Corner buildings can take many forms and styles, depending on size, lot, neighborhood and class of apartments. And then there is also the question of whether or not one of the streets is a commercial thoroughfare. Then of, then of course, there is the era in which it was built.

Most often, a corner building will be a six-flat with a three or six-flat attached on the side street. Or a nine-flat with a three or six-flat on the side street. In this case, I am referring to the side street as the side which has a unit facing onto it lengthwise. Usually this is an east-west street as well, but not always, of course.

Our first example is a nine-flat with a six-flat to the rear, in deep red brick, with rather more vertical decoration than typical.

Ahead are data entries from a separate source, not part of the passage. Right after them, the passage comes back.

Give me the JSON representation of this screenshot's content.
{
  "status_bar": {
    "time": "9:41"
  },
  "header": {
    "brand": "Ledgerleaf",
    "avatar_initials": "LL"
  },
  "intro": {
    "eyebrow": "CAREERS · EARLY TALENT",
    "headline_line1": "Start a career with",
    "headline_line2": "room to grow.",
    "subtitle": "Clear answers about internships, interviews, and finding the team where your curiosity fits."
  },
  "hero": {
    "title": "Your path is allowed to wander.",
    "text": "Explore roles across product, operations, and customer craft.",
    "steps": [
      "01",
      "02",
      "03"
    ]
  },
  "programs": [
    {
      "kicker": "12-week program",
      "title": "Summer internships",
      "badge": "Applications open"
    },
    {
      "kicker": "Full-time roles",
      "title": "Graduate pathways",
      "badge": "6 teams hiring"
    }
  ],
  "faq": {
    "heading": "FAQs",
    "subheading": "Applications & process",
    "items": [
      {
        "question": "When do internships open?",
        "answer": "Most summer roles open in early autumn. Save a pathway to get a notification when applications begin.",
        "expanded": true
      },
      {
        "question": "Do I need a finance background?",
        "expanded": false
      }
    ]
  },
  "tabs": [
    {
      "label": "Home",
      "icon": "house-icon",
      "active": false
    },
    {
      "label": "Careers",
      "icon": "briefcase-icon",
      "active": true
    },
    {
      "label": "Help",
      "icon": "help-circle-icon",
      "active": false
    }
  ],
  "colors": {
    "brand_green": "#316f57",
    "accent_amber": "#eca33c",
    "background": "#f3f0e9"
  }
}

Our next example is one with commercial premises on the first floor facing a major street. This has rather art deco inspired trim in orange brick and limestone. Also note the level change; the cornices have been carried through, but the window heights change based on the lack or presence of the first floor commercial space.

In the first photo you can see the first floor commercial space, with four flats above it, with an attached six-flat to the "rear".

In the second photo you can see the change in levels between the two halves of the building. This was skillfully handled here, with continuous cornices and parapet height for both halves of the building. The detailing is simple, yet done in a workmanlike manner, which unfortunately is somewhat marred by the recent addition of through the wall air conditioning units (at least the
radiators were retained).

Our next example is a rather unique looking building, appearing to be rather neo-classically monumental, yet also, to me, somehow more Midwestern arts and crafts than Chicago. Being in the city, however it has many typical features of a corner building, six units on the main street and six on the side street. Yet it still looks to be that it should be in an area outside of the Chicago planning tradition, not quite conforming to the norms - being on a larger than average lot with massive set backs on the main street parkway may have something to do with this impression I think.

Our last photographic example for today (for there will be more) is of a rather misleading building. From the front or short end/side, it appears to be a rather imposing, even imposingly grand, three-flat, facing onto a deep lawn at the wide parkway, necessitated by the large set-back. Yet it is actually a nine-unit building, as evidenced by the side entry servicing a six-flat with the front entry serving what is effectively a three-flat. It has typical arts and crafts decor, unfortunately some of the sun-room windows have been lost, as have the original entry doors.

Lastly, I leave you with a plan of a corner building. This has two sets of unequally sized and non-mirrored, non-identical six flats. Three of the units are one-bedroom flats, while one is a large two-bedroom unit. Interestingly, the larger one-bedrooms face the side street, while the smaller one bedroom apartment faces the main street or avenue.